While imperfect, those past regents’ meetings uniformly offered a thoughtful process by which the regents as public representatives sought to guide the university to best serve Minnesota. At the recent meeting, however, I observed what seemed to be a “ham-handed” and predetermined approval of significant issues, including substantial tuition increases, a new and mandatory student fee to support intercollegiate athletics, the proposed closing and sale of the Les Bolstad Golf Course, the Fairview-Medical School arrangement, the future of the University of Minnesota Morris, an end to hosting of high school commencements and a costly expansion of the university’s administration to include 13 vice presidents.
Based on this apparent shift in leadership culture, I began contrasting how current U regents and their administrative leadership now approach managing a great land-grant university with my experience with other public boards.

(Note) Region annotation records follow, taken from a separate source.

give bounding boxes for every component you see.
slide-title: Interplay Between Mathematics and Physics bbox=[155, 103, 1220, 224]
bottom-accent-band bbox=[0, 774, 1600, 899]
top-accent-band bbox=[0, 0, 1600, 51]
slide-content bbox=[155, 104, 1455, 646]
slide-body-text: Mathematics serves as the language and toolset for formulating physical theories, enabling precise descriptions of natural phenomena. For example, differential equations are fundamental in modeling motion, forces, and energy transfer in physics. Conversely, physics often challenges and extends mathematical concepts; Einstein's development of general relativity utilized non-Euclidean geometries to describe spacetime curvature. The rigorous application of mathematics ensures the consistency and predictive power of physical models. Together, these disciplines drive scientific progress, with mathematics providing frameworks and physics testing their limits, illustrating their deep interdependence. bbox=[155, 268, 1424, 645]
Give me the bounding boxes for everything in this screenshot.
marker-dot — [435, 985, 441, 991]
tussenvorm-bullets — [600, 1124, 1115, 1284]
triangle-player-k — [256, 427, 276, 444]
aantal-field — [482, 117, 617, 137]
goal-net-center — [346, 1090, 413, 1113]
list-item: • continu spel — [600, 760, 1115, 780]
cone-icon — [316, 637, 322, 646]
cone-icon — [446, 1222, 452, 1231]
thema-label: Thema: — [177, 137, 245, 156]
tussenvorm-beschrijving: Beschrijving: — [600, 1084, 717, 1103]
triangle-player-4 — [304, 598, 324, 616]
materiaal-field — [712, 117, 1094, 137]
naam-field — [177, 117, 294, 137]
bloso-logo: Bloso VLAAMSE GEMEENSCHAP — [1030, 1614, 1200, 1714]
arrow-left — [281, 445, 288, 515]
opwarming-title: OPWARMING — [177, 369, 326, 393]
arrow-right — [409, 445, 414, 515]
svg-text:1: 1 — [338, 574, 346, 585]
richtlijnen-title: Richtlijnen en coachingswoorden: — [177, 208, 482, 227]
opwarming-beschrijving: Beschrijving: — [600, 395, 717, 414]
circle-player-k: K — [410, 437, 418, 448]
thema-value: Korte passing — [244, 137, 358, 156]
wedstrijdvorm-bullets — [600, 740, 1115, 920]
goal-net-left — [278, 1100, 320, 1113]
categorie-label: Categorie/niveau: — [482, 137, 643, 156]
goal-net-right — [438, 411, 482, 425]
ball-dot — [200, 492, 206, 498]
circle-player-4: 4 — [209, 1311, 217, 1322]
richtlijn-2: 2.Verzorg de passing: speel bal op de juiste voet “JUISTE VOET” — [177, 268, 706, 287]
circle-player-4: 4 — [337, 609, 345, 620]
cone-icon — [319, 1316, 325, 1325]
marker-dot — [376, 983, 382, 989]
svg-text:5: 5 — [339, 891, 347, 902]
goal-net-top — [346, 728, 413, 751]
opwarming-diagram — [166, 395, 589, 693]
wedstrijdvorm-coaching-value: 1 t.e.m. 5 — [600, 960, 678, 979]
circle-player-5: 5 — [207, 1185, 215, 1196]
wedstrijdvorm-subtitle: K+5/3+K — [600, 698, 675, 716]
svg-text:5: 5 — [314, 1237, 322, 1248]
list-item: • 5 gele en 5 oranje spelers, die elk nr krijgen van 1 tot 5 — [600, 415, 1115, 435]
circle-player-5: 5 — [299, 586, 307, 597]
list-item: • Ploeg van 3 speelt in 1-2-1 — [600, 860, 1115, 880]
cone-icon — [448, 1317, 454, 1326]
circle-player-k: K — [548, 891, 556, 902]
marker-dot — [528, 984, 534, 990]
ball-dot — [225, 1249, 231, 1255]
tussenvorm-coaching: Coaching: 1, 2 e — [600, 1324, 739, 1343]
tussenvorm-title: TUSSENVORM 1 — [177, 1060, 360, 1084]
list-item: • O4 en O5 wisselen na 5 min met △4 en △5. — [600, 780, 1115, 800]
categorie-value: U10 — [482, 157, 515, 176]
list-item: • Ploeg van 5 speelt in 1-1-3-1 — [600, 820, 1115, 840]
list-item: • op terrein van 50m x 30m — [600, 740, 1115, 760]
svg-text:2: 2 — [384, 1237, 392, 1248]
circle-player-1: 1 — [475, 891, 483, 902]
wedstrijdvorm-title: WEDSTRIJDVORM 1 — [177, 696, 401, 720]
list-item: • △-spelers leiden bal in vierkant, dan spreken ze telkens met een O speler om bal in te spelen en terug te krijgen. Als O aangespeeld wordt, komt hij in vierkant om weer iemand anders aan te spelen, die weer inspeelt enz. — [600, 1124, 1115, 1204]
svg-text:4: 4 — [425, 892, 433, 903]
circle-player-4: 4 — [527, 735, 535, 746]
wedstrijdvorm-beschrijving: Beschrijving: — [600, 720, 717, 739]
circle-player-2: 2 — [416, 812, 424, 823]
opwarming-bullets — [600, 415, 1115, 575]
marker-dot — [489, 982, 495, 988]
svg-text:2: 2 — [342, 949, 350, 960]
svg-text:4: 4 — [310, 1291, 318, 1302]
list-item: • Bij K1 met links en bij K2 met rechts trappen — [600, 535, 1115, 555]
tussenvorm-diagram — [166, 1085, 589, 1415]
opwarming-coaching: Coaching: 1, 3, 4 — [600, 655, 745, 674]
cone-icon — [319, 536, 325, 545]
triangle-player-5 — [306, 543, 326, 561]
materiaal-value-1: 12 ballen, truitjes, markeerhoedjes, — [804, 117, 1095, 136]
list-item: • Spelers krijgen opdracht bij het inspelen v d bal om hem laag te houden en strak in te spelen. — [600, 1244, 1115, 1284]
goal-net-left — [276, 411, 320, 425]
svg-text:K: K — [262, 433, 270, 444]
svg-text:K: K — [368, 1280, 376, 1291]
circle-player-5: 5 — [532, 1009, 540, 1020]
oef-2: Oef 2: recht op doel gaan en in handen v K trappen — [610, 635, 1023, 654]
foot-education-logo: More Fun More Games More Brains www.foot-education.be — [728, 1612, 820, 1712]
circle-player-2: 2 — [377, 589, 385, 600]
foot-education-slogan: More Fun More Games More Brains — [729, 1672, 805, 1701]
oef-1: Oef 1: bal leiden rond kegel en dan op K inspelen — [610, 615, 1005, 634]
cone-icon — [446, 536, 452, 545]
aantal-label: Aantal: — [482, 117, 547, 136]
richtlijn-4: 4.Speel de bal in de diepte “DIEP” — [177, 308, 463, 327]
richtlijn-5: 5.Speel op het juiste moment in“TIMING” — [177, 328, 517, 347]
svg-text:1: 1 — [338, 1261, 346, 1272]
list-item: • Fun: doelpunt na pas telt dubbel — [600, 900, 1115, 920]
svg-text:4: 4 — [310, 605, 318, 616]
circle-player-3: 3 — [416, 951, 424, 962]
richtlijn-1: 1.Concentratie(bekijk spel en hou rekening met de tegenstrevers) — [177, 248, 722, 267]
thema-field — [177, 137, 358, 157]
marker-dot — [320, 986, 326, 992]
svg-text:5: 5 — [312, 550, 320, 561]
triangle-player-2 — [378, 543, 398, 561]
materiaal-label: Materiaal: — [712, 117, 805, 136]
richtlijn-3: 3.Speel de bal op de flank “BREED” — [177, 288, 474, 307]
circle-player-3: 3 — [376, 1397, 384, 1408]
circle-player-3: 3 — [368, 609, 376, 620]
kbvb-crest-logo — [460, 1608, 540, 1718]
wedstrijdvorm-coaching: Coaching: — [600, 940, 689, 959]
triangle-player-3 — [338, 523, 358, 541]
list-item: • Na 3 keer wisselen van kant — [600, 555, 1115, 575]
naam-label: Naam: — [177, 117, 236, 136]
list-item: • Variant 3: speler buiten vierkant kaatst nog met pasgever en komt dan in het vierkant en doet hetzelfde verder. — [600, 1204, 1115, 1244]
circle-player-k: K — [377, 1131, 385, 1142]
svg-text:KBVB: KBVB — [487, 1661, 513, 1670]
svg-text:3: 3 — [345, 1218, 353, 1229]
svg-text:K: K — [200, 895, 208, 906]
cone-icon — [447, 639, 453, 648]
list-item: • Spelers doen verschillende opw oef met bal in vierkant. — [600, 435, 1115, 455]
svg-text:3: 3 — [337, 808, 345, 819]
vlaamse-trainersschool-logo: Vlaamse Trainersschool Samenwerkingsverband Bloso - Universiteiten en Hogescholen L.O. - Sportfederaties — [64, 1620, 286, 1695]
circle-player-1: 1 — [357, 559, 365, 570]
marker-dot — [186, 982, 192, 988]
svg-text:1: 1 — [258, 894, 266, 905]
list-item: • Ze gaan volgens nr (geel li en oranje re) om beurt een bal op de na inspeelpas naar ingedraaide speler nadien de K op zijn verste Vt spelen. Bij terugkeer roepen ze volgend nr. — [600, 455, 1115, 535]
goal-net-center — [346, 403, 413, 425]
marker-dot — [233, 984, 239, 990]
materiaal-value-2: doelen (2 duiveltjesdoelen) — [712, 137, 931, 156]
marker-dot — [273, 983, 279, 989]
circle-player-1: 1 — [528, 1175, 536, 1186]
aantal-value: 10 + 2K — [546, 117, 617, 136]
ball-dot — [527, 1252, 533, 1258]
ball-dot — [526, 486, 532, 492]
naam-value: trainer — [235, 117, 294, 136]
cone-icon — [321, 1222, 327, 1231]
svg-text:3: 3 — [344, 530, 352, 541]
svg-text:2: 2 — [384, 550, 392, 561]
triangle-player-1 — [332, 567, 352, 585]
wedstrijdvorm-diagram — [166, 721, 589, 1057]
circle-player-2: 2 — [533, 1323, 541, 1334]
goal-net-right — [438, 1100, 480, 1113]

As an administrative leader of a handful of public universities, I worked with boards that I felt functioned well, most recently at the University of Wisconsin-River Falls. Based on the differences between my past experience and my recent visit to McNamara Alumni Center, I offer the following observations in the interest of promoting a public dialogue, including with the Minnesota Legislature that selects the regents:
Much has changed in the approach of the University of Minnesota Board of Regents, and not for the better. I believe the current board compares poorly with regents who served Minnesota from the U’s founding through the end of the 20th century and with those boards in other states I personally served under. I do not make such a statement lightly and reaching that conclusion was surprising and disheartening.
Regents of the Hasselmo-Yudof era were by and large drawn from this state’s leading citizens. They included public service stalwarts like former U.S. Agriculture Secretary Robert Bergland, Mary Schertler, labor leader David Roe, Iron Range leader Tom Reagan, Colonel and former Chancellor Stan Sahlstrom, Gov. Wendell Anderson, former Rep. Ann Wynia and future Minnesota Supreme Court Justice Alan Page. They combined with earnest regents from the private sector, including corporate leaders Lawrence Perlman and Jean Keffeler, small-business owners Hyon Kim and Mary Page, and others to engage the administration in robust strategic discussions about how the university best serves all Minnesotans in meeting its three-part mission of teaching, research and outreach. While the regents and even the administration at times did not always agree on specifics, they made clear that their central responsibility was to set policy and provide oversight in the interest of the students and citizens served by the university.